When you run alembic upgrade head, Alembic will execute this script to create the view.

Note

No matter whether using --autogenerate to create the upgrade/downgrade script automatically or manually creating the script, you should use alembic upgrade head --sql to see the raw SQL and check it carefully.

Important Considerations

information_schema.views and SECURITY TYPE

Please be aware of the following limitation when working with information_schema.views:

Currently, information_schema.views does not return information for views that have their SECURITY type set to INVOKER. So, we extract the SECURITY info from MV definition now.

Modifying the SECURITY TYPE

The ALTER VIEW statement in StarRocks does not support changing the SECURITY type of an existing view. If you need to change the security type, you must drop and recreate the view with the desired SECURITY type.

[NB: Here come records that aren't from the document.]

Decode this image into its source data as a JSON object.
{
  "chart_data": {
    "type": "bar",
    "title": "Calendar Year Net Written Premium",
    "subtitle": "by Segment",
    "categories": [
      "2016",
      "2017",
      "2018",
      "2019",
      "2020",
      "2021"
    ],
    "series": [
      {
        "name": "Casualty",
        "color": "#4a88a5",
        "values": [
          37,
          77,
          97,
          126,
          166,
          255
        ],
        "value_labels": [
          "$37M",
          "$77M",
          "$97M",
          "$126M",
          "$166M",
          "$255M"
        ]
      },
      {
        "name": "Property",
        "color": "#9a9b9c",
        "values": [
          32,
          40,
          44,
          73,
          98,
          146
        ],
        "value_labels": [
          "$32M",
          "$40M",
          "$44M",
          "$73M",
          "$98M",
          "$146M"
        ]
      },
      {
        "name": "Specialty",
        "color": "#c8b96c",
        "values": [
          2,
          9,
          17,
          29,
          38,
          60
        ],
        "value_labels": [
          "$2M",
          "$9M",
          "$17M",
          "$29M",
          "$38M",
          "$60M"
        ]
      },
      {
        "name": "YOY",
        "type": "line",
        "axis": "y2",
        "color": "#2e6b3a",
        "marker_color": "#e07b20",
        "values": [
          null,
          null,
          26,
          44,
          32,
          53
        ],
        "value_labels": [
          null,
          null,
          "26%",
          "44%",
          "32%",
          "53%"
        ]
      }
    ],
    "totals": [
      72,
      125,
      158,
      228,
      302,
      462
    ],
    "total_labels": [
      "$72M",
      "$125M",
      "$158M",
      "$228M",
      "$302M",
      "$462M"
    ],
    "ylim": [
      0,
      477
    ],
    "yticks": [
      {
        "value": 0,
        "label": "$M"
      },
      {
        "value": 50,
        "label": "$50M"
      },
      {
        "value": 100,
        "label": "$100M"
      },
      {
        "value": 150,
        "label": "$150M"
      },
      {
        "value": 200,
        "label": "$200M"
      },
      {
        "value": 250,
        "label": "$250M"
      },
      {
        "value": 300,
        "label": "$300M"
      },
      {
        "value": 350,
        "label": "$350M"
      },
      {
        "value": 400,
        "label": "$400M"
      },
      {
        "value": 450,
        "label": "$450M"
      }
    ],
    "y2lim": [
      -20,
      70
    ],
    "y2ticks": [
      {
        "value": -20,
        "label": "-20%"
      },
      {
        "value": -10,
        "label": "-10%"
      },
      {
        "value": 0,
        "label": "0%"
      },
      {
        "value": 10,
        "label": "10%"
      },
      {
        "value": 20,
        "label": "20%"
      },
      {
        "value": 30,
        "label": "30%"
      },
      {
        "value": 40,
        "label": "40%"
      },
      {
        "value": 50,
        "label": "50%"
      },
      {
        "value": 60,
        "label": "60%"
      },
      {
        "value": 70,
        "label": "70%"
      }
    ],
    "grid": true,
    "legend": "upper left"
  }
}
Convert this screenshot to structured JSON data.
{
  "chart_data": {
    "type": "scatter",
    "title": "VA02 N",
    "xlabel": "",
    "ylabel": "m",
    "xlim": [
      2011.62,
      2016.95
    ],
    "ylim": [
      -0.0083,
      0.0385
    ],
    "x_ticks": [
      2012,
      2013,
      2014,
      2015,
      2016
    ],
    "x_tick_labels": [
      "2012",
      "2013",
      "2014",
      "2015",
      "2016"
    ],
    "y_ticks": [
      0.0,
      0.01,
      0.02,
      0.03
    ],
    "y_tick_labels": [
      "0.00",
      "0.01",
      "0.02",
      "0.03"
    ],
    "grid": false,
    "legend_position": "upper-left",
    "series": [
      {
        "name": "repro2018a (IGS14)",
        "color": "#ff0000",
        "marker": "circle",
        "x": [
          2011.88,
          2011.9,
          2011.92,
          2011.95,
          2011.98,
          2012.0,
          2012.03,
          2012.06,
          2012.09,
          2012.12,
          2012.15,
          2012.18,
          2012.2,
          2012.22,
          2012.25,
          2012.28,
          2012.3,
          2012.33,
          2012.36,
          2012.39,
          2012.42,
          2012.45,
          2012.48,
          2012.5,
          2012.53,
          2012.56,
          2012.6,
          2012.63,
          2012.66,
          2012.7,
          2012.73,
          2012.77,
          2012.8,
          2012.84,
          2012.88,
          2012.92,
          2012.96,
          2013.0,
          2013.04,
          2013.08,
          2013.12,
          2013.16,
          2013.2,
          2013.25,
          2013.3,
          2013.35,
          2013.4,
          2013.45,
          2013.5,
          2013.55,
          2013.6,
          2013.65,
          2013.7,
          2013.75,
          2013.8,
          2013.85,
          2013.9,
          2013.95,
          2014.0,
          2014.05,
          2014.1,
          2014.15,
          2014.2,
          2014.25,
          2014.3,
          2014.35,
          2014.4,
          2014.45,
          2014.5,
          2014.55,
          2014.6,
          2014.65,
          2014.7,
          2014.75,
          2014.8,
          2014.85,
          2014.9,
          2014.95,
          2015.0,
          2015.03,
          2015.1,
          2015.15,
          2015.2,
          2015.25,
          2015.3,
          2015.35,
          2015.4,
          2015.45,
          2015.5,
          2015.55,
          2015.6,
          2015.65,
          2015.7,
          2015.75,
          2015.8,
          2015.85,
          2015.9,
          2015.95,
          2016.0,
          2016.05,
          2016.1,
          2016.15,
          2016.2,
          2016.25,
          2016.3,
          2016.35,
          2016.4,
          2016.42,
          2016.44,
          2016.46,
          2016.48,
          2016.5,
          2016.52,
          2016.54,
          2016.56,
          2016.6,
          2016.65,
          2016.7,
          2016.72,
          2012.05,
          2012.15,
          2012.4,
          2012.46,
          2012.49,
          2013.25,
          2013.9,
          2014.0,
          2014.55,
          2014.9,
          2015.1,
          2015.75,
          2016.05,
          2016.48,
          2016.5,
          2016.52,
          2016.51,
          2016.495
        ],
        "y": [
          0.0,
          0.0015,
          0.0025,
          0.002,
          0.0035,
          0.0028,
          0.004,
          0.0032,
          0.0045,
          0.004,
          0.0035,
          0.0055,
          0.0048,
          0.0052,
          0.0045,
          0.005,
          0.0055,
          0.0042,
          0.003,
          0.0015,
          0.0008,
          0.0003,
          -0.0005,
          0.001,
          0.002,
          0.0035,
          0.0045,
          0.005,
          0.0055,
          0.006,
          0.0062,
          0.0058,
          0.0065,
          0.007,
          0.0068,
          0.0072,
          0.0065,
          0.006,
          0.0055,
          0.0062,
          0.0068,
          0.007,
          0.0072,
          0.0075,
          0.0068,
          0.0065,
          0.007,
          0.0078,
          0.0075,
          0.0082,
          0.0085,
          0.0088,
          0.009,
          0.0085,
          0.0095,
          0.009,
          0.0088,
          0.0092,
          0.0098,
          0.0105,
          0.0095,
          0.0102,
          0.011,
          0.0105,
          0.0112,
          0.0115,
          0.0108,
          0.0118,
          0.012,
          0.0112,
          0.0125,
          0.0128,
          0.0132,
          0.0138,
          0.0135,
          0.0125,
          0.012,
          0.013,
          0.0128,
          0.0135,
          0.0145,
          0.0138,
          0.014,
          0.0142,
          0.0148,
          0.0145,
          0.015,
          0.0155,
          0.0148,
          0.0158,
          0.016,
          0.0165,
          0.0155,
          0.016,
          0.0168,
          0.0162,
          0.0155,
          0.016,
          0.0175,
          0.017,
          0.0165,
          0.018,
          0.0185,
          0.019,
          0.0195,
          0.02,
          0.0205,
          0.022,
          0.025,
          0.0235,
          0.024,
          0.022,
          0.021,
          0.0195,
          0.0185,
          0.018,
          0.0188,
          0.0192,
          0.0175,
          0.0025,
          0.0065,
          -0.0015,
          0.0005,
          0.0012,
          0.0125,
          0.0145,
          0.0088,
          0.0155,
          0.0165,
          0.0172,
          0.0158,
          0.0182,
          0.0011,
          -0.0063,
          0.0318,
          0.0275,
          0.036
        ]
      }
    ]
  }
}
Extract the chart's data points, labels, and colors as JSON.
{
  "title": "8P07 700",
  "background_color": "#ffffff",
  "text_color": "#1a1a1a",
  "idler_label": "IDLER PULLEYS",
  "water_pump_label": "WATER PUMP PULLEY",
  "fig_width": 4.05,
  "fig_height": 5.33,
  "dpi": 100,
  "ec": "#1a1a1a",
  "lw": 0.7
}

ALTER Support and Limitations

  • Only the following attribute can be altered for a View:
    • definition (the SELECT statement). Column aliases change is allowed only together with definition.
  • The following attributes are not supported to be altered by StarRocks:
    • comment
    • security
    • columns-only change (without definition change)

Autogenerate will warn or raise for immutable changes instead of producing ALTER statements. Decide explicitly (usually DROP + CREATE) for those cases.